Все эти и другие возбуждающие сексуальное влечение средства были известны и грекам. В греческих любовных папирусах сохранилось много рецептов, усиливающих эрекцию. Вряд ли стоит здесь приводить в подробностях эти возбуждающие средства, которые использовали греки, но можно привести несколько примеров.
Pyrethron – название растения, которое «разжигает пламя любви». Чаще всего среди эротических возбудителей упоминается лук, а также двустворчатая раковина, крабы, улитки и яйца, о них говорит и комик Алексид как об особенно действенных. Дифил произносит: «Луковицы трудно усваиваются, хотя полезны и укрепляют желудок; они очищают, но ослабляют зрение, а также стимулируют сексуальное влечение».
В эпиграмме Лукиана некий киник, о котором идет речь, отказывается от люпина и редиски, «поскольку настоящий мужчина не может быть рабом своего желудка». Но когда на столе появляется крепкий белоснежный лук, он с жадностью его поедает. Виланд, возможно, прав, когда интерпретирует эту сцену как высмеивающую чувственность киников.

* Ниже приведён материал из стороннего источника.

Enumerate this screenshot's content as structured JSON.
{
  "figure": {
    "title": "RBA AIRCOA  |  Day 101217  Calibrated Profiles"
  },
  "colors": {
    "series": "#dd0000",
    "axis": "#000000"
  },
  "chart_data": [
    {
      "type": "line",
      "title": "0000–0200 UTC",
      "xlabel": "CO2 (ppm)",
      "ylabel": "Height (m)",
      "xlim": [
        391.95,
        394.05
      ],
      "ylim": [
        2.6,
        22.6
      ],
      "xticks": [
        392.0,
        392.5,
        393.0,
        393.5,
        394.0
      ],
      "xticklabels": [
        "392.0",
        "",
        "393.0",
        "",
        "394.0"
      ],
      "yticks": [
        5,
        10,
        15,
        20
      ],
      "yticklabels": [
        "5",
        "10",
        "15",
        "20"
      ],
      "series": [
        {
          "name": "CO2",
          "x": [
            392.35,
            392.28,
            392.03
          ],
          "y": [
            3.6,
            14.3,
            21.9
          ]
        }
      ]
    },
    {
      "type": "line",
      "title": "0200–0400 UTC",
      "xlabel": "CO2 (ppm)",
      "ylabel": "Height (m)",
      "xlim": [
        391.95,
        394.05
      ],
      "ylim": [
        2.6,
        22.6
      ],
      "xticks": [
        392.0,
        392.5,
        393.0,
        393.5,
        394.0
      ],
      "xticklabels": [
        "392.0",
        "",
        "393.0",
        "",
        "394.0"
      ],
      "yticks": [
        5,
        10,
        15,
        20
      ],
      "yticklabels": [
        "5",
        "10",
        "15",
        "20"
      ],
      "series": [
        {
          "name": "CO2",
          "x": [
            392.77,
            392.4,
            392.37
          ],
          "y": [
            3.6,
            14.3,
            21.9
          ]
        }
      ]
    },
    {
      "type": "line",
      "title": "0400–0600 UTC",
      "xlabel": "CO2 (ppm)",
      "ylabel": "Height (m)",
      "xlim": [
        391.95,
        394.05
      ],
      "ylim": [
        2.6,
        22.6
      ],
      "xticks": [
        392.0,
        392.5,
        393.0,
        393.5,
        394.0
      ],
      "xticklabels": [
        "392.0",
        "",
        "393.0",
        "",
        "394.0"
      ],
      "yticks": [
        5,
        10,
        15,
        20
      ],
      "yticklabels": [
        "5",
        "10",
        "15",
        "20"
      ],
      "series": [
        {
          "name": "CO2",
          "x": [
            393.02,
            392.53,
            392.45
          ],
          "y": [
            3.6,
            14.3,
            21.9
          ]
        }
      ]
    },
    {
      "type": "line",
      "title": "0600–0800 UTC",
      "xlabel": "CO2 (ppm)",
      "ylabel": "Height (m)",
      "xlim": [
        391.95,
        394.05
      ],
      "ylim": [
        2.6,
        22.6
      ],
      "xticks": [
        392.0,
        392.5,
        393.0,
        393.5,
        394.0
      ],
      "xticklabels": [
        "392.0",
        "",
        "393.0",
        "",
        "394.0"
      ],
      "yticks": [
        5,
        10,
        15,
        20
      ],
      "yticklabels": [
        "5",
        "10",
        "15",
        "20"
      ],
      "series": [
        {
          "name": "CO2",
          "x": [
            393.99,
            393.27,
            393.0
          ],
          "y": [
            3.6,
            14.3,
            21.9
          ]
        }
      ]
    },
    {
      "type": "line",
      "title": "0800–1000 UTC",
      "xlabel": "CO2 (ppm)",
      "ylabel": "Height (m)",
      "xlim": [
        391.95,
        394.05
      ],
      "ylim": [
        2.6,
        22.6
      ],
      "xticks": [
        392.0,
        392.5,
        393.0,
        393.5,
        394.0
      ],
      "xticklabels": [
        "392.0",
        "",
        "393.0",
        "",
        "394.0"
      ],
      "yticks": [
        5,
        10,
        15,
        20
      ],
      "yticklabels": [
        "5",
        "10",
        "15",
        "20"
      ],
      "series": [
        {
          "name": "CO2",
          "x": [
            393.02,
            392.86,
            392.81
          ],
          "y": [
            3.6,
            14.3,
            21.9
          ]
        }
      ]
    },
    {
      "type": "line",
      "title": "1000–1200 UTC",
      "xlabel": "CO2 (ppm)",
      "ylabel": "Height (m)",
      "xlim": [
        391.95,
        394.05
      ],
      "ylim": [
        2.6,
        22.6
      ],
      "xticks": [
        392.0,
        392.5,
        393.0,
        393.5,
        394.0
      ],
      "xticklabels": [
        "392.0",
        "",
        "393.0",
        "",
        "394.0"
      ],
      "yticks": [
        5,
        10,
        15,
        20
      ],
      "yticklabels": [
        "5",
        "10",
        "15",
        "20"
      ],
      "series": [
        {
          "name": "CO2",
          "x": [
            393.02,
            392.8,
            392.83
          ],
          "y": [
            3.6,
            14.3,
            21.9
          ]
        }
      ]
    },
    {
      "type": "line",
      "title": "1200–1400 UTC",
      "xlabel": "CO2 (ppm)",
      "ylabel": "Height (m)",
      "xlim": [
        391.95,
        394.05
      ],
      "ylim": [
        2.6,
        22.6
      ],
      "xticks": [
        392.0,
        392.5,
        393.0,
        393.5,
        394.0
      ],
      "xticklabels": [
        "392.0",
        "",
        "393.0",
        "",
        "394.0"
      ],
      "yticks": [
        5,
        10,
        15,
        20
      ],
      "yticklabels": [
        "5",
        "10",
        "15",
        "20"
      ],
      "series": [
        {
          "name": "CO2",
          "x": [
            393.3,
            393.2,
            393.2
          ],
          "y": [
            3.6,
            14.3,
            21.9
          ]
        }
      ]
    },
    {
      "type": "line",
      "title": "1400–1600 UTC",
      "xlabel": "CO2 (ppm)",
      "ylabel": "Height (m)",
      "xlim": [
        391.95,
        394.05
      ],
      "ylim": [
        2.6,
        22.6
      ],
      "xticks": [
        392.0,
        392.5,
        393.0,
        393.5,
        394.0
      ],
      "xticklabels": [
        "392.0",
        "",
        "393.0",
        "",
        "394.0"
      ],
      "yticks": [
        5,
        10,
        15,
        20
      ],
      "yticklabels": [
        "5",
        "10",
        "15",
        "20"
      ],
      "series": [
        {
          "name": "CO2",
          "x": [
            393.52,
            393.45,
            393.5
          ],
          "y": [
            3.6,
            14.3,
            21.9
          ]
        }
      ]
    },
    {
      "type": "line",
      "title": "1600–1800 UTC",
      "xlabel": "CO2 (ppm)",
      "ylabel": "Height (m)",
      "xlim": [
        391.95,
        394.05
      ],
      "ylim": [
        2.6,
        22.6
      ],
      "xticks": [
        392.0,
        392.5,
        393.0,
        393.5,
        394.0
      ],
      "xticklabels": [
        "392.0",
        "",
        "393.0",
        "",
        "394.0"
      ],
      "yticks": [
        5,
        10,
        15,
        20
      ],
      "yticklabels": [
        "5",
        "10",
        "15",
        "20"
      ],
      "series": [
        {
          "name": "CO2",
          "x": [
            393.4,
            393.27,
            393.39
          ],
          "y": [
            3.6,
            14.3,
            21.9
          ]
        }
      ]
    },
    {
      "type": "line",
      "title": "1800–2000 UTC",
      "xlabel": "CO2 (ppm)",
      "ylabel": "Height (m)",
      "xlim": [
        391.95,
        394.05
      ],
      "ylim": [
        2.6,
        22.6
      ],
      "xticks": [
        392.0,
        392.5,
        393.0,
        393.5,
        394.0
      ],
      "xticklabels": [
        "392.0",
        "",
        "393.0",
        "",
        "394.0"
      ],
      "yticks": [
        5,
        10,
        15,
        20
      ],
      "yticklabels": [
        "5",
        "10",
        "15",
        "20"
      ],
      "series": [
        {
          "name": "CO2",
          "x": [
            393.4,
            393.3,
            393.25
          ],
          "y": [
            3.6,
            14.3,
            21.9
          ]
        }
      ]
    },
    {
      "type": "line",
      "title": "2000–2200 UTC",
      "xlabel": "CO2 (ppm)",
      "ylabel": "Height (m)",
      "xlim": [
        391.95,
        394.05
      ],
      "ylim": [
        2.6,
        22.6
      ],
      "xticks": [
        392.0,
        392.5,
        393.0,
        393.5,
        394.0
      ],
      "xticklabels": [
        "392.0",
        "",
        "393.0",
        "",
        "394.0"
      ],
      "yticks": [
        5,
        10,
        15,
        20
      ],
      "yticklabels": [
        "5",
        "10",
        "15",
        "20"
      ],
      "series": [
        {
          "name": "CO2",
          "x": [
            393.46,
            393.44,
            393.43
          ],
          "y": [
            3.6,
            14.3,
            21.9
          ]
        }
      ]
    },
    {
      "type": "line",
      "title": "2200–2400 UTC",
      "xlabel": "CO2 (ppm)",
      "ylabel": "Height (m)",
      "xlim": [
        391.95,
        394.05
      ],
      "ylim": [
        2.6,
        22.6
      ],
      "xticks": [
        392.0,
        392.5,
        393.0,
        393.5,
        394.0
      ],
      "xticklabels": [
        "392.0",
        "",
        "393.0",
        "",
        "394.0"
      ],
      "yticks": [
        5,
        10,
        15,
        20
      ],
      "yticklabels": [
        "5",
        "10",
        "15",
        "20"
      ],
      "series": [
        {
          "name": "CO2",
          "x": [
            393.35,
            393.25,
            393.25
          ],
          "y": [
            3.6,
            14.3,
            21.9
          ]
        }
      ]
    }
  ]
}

В 414 г. до н. э. Аристофан поставил на сцене комедию «Амфиарей», где вывел «очень жалкого старика», который с молодой женой идет к оракулу Амфиарея в Оропе на границе Беотии и Аттики, к помощи которого прибегали люди в разных прискорбных обстоятельствах. Этим двоим во сне было явлено желаемое откровение. В комедии старик просит о возврате ему желания и молодой силы. Как именно это произошло, фрагменты не дают удовлетворительного объяснения; однако, соединяя разрозненные фрагменты, мы узнаем, что в качестве лекарства перед стариком ставится блюдо из чечевицы, которое, очевидно, считалось стимулирующим половую активность
[174].
Старыми авторами в качестве стимулирующего и лечебного средства часто упоминается местный массаж – во все времена излюбленное, хотя и не всегда действенное средство.
Врач Феодор Присциан в IV в. н. э. написал медицинский трактат, сохранившийся до наших дней. В этом трактате он перечисляет и средства, излечивающие мужскую импотенцию. Там, в частности, сказано: «Пациента должны окружать красивые девушки и юноши; также полезно читать эротические книги, которые возбуждают желание и в которых откровенно описываются любовные истории».
4. Непристойности
Греческий язык обладает большим количеством непристойных слов и более или менее истинными непристойностями, основанными на игре слов, большинство которых собраны Морицем Шмидтом в большом издании Гезихия (v, 88). Естественно, много таких слов можно встретить в комедии, так что я позволю себе здесь несколько дополнительных замечаний.
Во «Всадниках» Аристофана (1384 сл.) встречаем:
Колбасник
Прими ж за это от меня скамеечку.
Входит мальчик со скамеечкой.
И мальчика, чтоб за тобой носил ее.
А пожелай, так встанет сам скамеечкой.
Народ
Счастливец я, былое возвращается.
Колбасник
Что скажешь ты, как мир я поднесу тебе
На тридцать лет? Эй, нимфы мира, выгляньте!
Выбегают танцовщицы, нимфы мира
[175].
Однако у Аристофана и вообще в старой комедии слово aischrologia, то есть откровенная и неприкрытая непристойность, встречается гораздо чаще, чем huponoia, в котором завуалирована непристойность и двойной смысл, однако оно лучше приспособлено к новой комедии, о нем-то справедливо и говорил Аристотель.